Сергей поднялся с обновленной лавочки и сделал шаг вперед, не давая Кириллу пройти.

– Я понимаю, конечно, что все это не мое дело, и вообще я всегда веду себя глупо, как говорит моя матушка, но я хотел бы знать, что у вас с Настей? Она моя сестра, и я…

– У меня нет детей и жены тоже, – сказал Кирилл. Несмотря на то, что объяснение под кустом сирени напоминало сцену из романа, он испытывал уважение к бледному арабисту и не хотел ему грубить.
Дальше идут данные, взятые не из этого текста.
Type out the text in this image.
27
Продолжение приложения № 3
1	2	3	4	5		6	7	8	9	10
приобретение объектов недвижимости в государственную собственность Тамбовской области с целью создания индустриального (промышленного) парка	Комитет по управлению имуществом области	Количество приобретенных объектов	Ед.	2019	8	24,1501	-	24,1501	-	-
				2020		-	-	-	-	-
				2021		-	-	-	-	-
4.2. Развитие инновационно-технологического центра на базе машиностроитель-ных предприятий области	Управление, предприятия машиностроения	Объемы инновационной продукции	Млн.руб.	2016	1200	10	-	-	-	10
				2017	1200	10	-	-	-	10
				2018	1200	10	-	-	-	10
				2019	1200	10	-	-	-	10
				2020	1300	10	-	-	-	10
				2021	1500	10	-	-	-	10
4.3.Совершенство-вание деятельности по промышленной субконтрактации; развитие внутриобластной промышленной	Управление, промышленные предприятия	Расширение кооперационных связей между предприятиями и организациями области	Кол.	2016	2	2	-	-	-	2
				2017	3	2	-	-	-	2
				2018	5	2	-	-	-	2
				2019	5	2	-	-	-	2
– Тетя Александра все утро повторяет, что вы гоняетесь за Настиным домом и вообще аферист.

– Я не аферист. У меня… бизнес, и я вполне самостоятельный человек. Думаю, что пока рано бить мне морду. Когда будет пора, я скажу.

Несколько секунд они смотрели друг на друга, а потом Сергей улыбнулся.

– Очень глупо, – сказал он, и скулы у него покраснели. – Ужас. Фу.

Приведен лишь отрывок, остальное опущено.